Accountant sinks teeth into dental market

Apr 01, 2020
Colm Davitt, CEO at Dental Care Ireland, discusses life at the helm of the five-year-old dental business he founded with his brother.

What do you most enjoy about your current role?

My role involves acquiring dental practices and helping them achieve their full potential. It combines my background in business and accountancy with a passion for the healthcare sector. I love seeing the practices grow and evolve as we invest in facilities, services and management support structures. Our 15 practices are located all over the country, which means a fair amount of travel, but I enjoy getting out of the office every week to meet with current and potential practice teams.

What has been your career highlight thus far?

Two career milestones stand out. First, I passed my final admitting exams to become a Chartered Accountant at age 21. My qualification has been the foundation and bedrock of my career achievements to date.

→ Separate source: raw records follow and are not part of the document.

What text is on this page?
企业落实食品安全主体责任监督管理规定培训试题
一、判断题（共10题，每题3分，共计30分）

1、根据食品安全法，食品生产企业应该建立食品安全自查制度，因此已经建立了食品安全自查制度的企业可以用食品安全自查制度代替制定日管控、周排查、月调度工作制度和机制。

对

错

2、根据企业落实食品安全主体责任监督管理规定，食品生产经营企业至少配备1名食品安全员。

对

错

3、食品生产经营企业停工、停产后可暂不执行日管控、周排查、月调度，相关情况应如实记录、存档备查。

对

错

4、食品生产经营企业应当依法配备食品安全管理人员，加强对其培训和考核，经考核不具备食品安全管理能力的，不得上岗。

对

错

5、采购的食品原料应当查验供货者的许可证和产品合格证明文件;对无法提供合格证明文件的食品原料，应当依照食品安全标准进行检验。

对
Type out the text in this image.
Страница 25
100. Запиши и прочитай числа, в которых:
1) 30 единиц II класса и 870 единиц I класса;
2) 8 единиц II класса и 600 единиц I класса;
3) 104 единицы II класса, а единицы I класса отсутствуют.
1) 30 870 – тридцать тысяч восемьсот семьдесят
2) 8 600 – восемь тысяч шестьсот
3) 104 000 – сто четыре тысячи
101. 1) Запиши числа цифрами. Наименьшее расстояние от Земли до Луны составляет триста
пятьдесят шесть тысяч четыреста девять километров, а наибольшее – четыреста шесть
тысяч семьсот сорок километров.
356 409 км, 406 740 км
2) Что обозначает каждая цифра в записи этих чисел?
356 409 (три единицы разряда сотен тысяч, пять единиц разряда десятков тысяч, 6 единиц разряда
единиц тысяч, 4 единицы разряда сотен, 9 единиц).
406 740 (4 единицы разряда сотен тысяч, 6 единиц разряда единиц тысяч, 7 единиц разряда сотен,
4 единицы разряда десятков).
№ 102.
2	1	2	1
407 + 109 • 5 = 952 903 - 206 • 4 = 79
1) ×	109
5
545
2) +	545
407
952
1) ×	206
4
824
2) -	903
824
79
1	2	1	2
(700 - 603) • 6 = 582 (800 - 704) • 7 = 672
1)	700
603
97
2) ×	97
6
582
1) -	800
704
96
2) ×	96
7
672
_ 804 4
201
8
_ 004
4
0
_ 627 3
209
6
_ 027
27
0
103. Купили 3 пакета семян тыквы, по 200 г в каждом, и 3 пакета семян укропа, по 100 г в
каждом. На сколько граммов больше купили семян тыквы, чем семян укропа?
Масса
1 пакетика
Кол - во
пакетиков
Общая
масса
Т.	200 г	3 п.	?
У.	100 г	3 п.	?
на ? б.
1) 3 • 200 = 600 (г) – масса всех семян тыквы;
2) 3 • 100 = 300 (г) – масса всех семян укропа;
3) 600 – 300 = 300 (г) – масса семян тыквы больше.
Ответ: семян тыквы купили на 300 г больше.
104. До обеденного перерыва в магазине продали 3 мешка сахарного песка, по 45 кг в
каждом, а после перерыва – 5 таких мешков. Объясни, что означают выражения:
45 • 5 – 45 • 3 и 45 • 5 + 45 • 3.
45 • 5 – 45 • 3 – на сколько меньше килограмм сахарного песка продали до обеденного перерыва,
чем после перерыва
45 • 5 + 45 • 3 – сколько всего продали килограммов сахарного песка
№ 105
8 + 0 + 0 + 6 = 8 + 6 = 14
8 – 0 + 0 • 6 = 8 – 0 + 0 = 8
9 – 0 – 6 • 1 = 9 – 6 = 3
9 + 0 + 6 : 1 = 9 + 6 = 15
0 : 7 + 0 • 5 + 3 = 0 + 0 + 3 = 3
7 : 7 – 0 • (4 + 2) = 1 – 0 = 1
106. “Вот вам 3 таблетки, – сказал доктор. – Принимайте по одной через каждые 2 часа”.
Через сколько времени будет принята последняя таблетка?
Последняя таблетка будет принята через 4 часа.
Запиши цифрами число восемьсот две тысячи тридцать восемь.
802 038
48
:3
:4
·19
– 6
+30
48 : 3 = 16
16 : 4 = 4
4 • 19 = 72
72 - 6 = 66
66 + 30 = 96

Second, a major highlight was the opening of our first branded Dental Care Ireland practice. I first came up with the Dental Care Ireland concept in 2014 with my brother, Dr Kieran Davitt. Our vision was to create a group of established, high-quality dental practices nationwide. It has been a hugely rewarding experience to see that idea become a reality in just five short years.

How do you stay productive day in, day out?

I am a firm believer in setting goals. We have ambitious growth plans for Dental Care Ireland, so I review our objectives and targets at least every six months. I am also fortunate to have built a highly motivated team around me.

Our head office is located beside the sea and close to home, so I can walk to and from work. When I’m not on the road, it gives me some guaranteed fresh air and headspace. I try to balance work with plenty of family time too. I dedicate my weekends to watching my kids in action on the sports field or catching up on GAA. 

What changes do you anticipate in your profession in the next five to ten years?

I expect to see the large-scale automation of routine accounting and data processing over the next ten years. It will be essential for Chartered Accountants to remain commercial and value-focused. In general, I think the need for flexibility in the workplace will continue to grow, and employers will have to adapt accordingly. In the dental sector, we may see fewer dentists willing to run their own businesses due to increased compliance and administration requirements.

What is the best advice you’ve ever received?

Stay true to what you really believe in. Being a CEO can be a lonely place, and there are many ups and downs along the way. If you believe in what you are doing, you will gain respect and trust from those around you.

Over the years, I have had the privilege of working with several great mentors and CEOs. They all had the ability to create a small but very loyal team, which is probably the most important lesson I have learned. Working with a talented and supportive team makes the days much more enjoyable and fulfilling.